In the weeks following, I knew to avoid that spot. In that instance, a predator appears to have eventually raided the nest – I never saw any chicks. But it’s when the chicks hatch that things really start to get out of control. In another spot on my daily walk route, plovers have been nesting regularly each year. This year they initially had four chicks hatch. At the moment, they’re down to one. The other three haven’t survived – probably due to cats, but we also have a goshawk in the vicinity, as well as some falcons. But with that one chick, that pair of plovers will protect it with their lives. A nest is static – it stays in one spot; but chicks are mobile and you never know where they’re going to be from day to day. If you come anywhere near a plover chick, the parents only give you a couple of warning squawks before the aggressive aerial attack begins. I’ve been attacked several times, always by accidentally coming across chicks and their parents, and I can tell you it’s the kind of experience which requires a change of undergarments afterwards. They’ve never made contact, but it’s still a terrifying ordeal.

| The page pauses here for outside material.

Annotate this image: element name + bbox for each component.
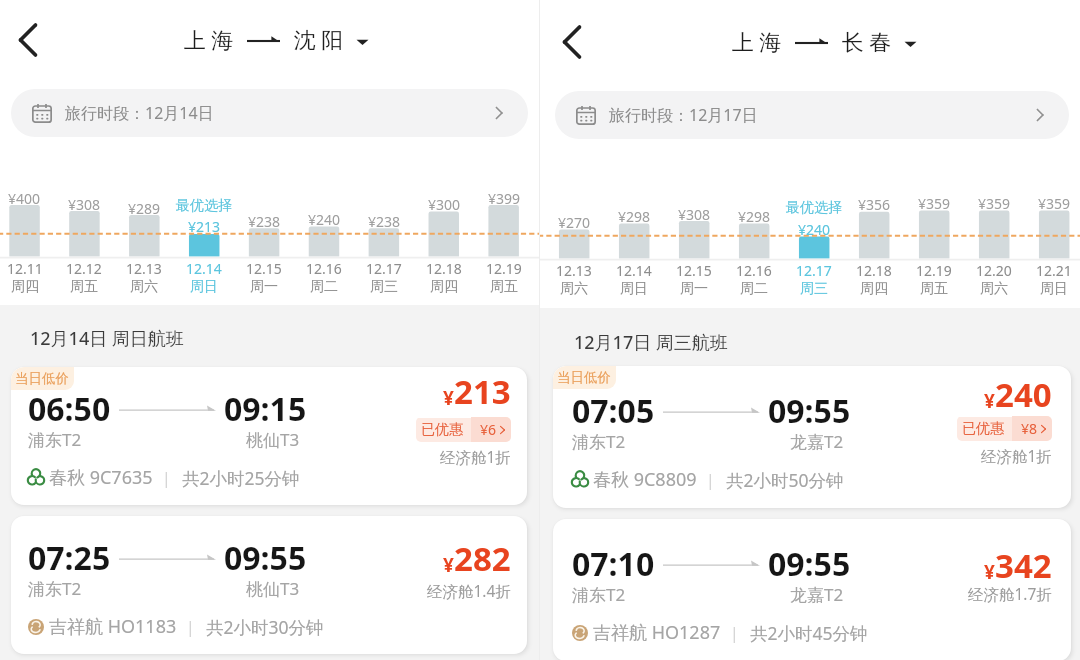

Plovers seem insane about protecting their young, their most vulnerable. I often think about their instinct to do whatever it takes to make sure their chicks survive, even before they hatch. They’ll even resort to violence to protect the next generation. But then are others of God’s creatures which resort to violence to destroy the next generation. So many tiny helpless human beings are being brutally destroyed in the womb each day. The human parents who are supposed to protect them fail. Plovers may appear insane with their protective instincts, but I’d propose that it’s actually humans who are insane with their failure to protect the most vulnerable members of our species. And unlike plovers who have no moral responsibility for their violent instincts, we humans are culpable for our insanity. Even in creation, God has not left us without a witness to this fact. It’s neither natural or moral to fail to protect.